PandaLabs has discovered that variant number 56 of the Boface family of worms has just appeared, Boface.BJ.worm. Largely due to the enormous global popularity of Facebook and the potential it offers for reaching numerous users, each of these variants has been designed especially to use this social network to distribute and download malware.
The BJ variant in particular uses Facebook to download and install rogue anti-malware and trick users into believing they are infected and consequently buy a fake antivirus.
According to data compiled through the free Panda ActiveScan online scanner, 1 percent of all computers scanned were infected by a variant of Boface since August 2008. Luis Corrons, technical director of PandaLabs states, “Extrapolating this data with an estimate of the number of Facebook users, about 200 million, we approximate that two million users could be infected. The increasing number of variants in circulation is due to the aim of cyber-crooks to infect as many users as possible and therefore boost their financial returns.”
The number of infections observed for this type of malware since August 2008, indicates an exponential growth rate as high as 1,200 percent, from then to April 2009. With respect to the geographic distribution of infections, almost 40 percent are in the United States, with the rest distributed across many different countries.
The rogue anti-malware business is one of the most prolific cyber crime activities, with respect to the number of examples in circulation. PandaLabs forecast quarterly growth of more than 100 percent for the current year. Here’s a graph that represents the growth of rogue antivirus in the past year:
The new Boface.BJ.worm reaches computers in several ways using email messages with attachments, Internet downloads, files transferred via FTP, IRC channels, P2P file-sharing networks, etc., to infect unsuspecting users.
Once the computer has been infected, the worm takes four hours to kick into action, activating once infected users have entered their Facebook accounts. In that moment, it sends a message to the entire network of friends, including the infected user.
Anyone clicking on the link in the message will be taken to a fake YouTube page (called “YuoTube”) where they will supposedly be able to see a video. However, they will first be prompted to download a media player. If the user accepts, the fake antivirus will be immediately downloaded. From the moment it is installed, this malware will launch messages claiming that the computer is infected and that the user must buy a solution. Specifically, one of the fake antivirus products displayed in this interface:
Given the viral nature of Facebook networks, it is fair to assume that this message will spread exponentially leading to very high infection rates. Corrons adds, “Users of social networks like this normally trust the messages they receive, so the number of reads and clicks is often very high. Clearly, in addition to the security measures of the social network itself, users have to take on board certain security and personal privacy basics, to avoid falling victim to fraud and contributing to its propagation.”

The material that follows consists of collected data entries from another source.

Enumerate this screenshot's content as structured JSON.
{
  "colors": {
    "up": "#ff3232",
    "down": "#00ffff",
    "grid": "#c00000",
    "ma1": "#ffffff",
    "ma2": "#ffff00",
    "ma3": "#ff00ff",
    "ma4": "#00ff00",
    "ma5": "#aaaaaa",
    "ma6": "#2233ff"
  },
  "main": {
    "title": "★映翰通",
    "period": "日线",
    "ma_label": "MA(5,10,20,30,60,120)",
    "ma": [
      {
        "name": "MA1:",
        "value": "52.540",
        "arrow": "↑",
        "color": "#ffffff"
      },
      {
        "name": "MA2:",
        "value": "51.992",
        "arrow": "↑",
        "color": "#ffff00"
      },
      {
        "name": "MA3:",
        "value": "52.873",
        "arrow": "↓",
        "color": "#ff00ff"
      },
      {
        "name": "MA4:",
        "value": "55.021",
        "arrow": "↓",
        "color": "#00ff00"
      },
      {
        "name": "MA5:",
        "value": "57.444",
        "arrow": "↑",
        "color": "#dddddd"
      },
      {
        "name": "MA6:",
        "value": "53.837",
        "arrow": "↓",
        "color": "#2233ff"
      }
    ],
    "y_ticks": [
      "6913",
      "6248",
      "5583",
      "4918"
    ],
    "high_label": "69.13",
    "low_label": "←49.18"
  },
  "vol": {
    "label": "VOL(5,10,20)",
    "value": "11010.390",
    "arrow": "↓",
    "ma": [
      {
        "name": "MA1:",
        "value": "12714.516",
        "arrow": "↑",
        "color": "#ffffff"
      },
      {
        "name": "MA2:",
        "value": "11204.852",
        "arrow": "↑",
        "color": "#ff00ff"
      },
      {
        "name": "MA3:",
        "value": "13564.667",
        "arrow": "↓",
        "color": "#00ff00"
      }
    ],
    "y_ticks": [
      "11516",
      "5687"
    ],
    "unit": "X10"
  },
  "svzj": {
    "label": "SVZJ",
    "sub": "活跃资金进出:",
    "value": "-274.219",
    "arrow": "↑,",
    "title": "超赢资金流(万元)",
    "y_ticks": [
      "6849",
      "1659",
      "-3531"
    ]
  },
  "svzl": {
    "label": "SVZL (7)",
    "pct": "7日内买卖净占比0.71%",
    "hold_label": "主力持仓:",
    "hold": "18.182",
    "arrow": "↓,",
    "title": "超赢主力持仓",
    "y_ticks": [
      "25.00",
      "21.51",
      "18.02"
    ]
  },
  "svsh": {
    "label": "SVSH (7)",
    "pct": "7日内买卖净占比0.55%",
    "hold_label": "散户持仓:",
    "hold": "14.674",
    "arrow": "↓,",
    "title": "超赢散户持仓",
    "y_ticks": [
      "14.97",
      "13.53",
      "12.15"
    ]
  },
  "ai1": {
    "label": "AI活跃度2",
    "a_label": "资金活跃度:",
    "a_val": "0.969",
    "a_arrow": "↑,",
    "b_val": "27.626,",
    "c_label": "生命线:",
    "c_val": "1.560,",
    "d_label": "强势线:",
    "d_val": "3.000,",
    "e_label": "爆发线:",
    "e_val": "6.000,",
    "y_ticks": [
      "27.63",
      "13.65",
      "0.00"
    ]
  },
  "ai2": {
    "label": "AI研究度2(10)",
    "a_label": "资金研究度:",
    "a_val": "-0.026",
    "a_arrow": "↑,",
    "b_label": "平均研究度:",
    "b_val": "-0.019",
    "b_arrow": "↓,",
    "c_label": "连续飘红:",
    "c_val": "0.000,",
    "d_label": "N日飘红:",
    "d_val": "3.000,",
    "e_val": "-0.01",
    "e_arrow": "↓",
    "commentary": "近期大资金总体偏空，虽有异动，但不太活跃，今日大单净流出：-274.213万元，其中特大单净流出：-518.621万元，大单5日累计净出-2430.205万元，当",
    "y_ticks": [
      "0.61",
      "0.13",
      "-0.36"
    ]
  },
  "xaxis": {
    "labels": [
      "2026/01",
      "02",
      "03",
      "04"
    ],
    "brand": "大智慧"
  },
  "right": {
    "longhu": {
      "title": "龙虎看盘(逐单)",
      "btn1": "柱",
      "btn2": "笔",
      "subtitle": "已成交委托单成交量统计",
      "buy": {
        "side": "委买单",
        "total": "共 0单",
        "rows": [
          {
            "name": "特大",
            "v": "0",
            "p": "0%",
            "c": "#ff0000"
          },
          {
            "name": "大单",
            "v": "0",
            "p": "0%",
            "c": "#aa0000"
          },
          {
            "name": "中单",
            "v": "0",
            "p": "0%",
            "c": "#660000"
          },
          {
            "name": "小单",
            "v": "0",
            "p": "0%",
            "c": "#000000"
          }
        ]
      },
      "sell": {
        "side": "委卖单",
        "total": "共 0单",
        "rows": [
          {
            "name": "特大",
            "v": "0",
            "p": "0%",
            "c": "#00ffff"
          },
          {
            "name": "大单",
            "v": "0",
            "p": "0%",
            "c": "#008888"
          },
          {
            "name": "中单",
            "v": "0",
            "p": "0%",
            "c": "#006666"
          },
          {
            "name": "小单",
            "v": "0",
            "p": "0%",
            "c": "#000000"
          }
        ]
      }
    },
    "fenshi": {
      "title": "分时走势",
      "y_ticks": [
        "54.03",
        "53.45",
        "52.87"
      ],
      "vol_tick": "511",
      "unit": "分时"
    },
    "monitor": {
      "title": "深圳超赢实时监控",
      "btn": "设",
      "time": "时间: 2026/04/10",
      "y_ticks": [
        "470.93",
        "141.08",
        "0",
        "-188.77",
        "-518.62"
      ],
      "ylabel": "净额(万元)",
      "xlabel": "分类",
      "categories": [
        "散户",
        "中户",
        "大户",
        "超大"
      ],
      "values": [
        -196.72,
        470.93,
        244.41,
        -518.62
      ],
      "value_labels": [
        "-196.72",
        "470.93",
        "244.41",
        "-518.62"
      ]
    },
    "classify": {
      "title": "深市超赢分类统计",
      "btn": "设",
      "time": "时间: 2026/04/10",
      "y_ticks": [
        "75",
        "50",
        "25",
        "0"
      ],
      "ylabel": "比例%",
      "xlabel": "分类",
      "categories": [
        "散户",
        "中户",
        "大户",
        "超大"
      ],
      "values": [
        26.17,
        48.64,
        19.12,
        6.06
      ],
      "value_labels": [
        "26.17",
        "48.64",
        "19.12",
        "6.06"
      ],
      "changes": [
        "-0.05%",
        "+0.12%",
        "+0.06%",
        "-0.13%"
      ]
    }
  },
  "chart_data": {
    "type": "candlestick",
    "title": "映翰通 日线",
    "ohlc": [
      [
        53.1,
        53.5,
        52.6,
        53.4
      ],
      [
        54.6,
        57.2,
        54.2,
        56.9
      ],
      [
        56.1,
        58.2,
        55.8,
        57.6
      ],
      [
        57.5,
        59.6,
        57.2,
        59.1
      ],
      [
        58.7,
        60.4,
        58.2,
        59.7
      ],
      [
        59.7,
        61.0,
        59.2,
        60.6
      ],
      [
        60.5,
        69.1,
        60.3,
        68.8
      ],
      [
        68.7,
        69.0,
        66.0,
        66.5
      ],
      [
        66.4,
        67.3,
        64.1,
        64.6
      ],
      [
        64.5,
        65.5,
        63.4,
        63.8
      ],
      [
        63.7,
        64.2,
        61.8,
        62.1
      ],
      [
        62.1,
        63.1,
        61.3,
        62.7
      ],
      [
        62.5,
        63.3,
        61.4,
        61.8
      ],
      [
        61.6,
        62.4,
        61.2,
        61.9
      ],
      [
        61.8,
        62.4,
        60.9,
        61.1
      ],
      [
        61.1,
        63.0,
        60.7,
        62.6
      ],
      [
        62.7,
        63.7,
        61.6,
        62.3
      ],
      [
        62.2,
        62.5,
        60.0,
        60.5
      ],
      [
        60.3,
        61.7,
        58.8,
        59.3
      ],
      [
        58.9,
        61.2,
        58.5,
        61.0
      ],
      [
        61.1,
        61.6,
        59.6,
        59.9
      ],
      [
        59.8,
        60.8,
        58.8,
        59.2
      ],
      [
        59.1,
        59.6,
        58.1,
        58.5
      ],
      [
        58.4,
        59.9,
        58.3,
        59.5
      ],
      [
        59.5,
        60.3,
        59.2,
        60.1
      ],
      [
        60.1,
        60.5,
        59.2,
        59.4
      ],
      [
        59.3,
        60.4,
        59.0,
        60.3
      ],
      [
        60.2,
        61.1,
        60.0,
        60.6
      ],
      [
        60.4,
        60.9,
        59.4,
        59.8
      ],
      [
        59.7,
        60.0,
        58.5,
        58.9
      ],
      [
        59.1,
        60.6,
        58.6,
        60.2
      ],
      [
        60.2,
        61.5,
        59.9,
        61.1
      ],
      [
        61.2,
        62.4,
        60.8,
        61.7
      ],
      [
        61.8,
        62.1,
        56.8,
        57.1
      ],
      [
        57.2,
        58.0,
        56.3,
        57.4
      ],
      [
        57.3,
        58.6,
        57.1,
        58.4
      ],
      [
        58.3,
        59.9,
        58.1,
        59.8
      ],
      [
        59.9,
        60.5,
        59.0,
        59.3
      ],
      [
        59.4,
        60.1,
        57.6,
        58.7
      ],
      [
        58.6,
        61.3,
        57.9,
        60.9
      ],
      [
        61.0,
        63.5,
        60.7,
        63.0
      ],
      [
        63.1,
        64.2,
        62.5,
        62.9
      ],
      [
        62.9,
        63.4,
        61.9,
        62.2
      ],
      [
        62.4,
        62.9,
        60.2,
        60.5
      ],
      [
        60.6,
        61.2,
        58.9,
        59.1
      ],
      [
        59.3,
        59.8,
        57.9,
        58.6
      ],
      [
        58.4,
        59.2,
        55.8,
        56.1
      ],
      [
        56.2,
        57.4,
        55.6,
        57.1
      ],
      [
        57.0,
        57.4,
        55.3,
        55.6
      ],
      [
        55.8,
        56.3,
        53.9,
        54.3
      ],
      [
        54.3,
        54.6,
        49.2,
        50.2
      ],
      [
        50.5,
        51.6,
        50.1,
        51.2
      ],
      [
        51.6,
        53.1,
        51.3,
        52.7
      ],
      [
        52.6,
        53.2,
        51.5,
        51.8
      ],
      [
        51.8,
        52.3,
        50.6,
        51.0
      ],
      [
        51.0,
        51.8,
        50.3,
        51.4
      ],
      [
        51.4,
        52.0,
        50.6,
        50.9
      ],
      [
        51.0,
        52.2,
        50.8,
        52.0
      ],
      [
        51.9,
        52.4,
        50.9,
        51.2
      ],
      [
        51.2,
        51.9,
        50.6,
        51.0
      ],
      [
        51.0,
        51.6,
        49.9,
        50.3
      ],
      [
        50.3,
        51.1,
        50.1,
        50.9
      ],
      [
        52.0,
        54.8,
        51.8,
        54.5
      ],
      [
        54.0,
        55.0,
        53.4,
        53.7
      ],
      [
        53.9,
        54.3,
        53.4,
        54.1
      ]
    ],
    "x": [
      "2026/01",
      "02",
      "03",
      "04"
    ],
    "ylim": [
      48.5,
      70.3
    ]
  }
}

To prevent this type of fraud, PandaLabs offers the following advice:
1. Don’t click suspicious links from non-trusted sources. This should apply to messages received through Facebook, through other social networks and even via email.
2. If you do click on any such link, check the target page carefully (in this example, it is clearly a fraud) and if you don’t recognize it, close your browser.
3. Even if you don’t see anything strange in the target page, but you are asked to download something, don’t accept.
4. If, however, you have still gone ahead and downloaded and installed some type of executable file, and your computer begins to launch messages saying that you are infected and that you should buy an antivirus, this is most likely a fraud. Never entered your credit card details, as you will be putting your money at direct risk. And above all, make sure you get a second opinion on the security of your system with any reliable free online security solution.
5. As a general rule, make sure your computer is well protected to ensure that you are not exposed to the risk of infection from any malicious code.